In Southern Nevada it’s never too hot to play

As we say goodbye to the hot temperatures and welcome the cool fall, it is amusing to see how other cities deal with above average temperatures. Two weeks ago temperatures soared to 100 degrees in Southern Nevada and in other Southwest cities like Los Angeles. Life went on in Southern Nevada, but in Los Angeles it was too hot to play sports. So do the Los Angelenos really know what heat is all about?

The Pahrump Valley Trojans played Western two weeks ago and the game temperature was nearly 100 degrees. Most of Las Vegas was caught up in triple-digit temps for the entire week and into last week, but the games continued.

Unlike schools in Southern Nevada, Los Angeles has a low tolerance for heat. Two weeks ago on Monday schools in one of the nation’s largest school districts, Los Angeles Unified School District, canceled all outside sporting events because the temperature reached 100 degrees.

Can you imagine if our schools out here had the same criteria?

Trent Cornelius, the coordinator at LAUSD for interscholastic athletics, said the district made the decision to protect the safety of all students.

Cornelius said this happens in Los Angeles once or twice a year.

This meant that the district had to reschedule 23 tennis, golf and water polo matches.

The Athletic Director for Birmingham High School, Rick Prizant, thought the whole thing was ridiculous. “We had to reschedule a water polo match and I thought it was silly we had to cancel it,” he said.

Prizant said games were canceled due to triple-digit temps in the valley areas of Los Angeles but he felt this did not need to be done district-wide where some schools in San Pedro are near the coast.

Nye County School District Superintendent Dale Norton said Nye County does not have a temperature where sporting activities would be called off.
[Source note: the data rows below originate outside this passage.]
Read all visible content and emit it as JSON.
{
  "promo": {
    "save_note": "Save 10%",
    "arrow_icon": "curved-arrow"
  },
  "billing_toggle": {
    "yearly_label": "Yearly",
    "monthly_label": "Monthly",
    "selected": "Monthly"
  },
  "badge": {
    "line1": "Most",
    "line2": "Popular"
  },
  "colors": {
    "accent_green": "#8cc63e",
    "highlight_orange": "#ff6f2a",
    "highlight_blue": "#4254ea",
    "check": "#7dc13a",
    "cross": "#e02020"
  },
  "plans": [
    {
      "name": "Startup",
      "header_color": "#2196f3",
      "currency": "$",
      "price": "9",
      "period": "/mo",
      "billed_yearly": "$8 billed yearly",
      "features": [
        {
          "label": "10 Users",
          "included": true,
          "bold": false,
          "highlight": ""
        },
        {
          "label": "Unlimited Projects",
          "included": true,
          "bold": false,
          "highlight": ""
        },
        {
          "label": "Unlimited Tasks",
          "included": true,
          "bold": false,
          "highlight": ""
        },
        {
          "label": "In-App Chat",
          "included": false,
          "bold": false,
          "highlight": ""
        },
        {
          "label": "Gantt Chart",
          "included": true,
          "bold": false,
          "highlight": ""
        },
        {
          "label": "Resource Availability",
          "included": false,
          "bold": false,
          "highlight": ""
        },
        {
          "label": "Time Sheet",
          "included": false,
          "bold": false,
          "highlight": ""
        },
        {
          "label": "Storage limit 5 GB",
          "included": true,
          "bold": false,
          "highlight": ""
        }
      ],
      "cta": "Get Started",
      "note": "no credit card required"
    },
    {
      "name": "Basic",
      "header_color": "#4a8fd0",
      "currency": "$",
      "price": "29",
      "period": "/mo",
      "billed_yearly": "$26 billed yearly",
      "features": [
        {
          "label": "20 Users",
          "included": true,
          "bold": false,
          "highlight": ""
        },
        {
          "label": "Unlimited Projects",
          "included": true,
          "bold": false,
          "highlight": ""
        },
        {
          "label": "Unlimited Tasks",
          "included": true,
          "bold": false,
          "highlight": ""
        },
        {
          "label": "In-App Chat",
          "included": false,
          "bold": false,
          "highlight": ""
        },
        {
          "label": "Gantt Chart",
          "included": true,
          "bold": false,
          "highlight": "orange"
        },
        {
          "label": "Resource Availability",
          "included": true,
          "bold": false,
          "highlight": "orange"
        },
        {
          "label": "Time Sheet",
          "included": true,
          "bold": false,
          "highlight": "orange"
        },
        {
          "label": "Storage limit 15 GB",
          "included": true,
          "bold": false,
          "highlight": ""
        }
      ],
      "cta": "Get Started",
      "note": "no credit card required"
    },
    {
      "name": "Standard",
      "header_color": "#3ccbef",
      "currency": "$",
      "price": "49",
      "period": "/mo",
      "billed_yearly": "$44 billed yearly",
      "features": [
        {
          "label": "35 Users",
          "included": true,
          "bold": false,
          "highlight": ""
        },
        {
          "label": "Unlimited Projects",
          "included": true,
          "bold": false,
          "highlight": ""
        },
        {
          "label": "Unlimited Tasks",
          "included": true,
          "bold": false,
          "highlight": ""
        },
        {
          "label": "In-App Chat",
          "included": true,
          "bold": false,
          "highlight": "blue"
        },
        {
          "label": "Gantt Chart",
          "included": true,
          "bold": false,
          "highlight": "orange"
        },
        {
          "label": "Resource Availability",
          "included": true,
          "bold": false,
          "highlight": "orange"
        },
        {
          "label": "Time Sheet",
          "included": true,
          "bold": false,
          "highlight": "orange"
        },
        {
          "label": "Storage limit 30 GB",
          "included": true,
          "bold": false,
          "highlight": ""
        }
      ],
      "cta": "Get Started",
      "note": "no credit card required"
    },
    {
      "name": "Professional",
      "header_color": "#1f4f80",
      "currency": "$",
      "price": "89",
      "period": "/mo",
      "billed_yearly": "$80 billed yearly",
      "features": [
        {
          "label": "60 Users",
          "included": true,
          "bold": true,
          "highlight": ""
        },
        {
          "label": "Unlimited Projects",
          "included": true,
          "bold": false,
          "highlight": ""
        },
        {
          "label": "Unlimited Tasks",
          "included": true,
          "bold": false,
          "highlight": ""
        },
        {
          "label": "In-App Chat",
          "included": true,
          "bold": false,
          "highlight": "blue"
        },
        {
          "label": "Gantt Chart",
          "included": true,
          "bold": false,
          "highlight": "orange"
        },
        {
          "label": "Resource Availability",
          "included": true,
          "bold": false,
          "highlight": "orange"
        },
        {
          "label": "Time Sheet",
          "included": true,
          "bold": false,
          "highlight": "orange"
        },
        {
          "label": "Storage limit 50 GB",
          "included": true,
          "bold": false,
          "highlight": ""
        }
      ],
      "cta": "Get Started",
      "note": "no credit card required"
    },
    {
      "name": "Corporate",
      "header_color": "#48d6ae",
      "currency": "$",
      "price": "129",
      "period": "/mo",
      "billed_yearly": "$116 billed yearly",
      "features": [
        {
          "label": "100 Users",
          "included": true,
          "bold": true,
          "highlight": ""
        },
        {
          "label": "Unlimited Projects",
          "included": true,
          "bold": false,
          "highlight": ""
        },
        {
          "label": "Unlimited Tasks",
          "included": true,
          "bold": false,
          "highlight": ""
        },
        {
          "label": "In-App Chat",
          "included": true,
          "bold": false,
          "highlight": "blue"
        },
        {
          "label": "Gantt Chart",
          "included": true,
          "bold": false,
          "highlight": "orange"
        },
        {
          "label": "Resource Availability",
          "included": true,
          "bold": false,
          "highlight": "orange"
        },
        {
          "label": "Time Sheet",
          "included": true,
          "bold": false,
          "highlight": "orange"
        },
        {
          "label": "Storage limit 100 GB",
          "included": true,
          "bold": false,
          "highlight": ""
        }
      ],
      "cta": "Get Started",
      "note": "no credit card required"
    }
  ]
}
High school athletes in Southern Nevada are better prepared for the heat. Prior to playing fall sports the Nevada Interscholastic Activities Association requires a heat acclimatization period for football. This period of almost two weeks gradually gets the players used to the summer heat. The NIAA recognizes that prevention is the best way to avoid exertional heat stroke. Prevention includes educating athletes and coaches about the heat.

According to Trojans Athletic Director Ed Kirkwood, all fall and spring outdoor coaches receive training on dealing with the higher temperatures in this area. He feels all coaches in the area are well versed on the heat and even the athletes know more about it than athletes who normally don’t deal with extreme temperatures.

Kirkwood was not surprised that Los Angeles did what they did. “I coached in New Jersey and we never had any training on heat during the fall. I come out here and the athletes seem to know more about it. They come prepared with water and sun-screen. The New Jersey kids may come with suntan oil for a tan and that’s about it. All the coaches involved in outdoor sports take a class in recognizing heat exhaustion,” he said.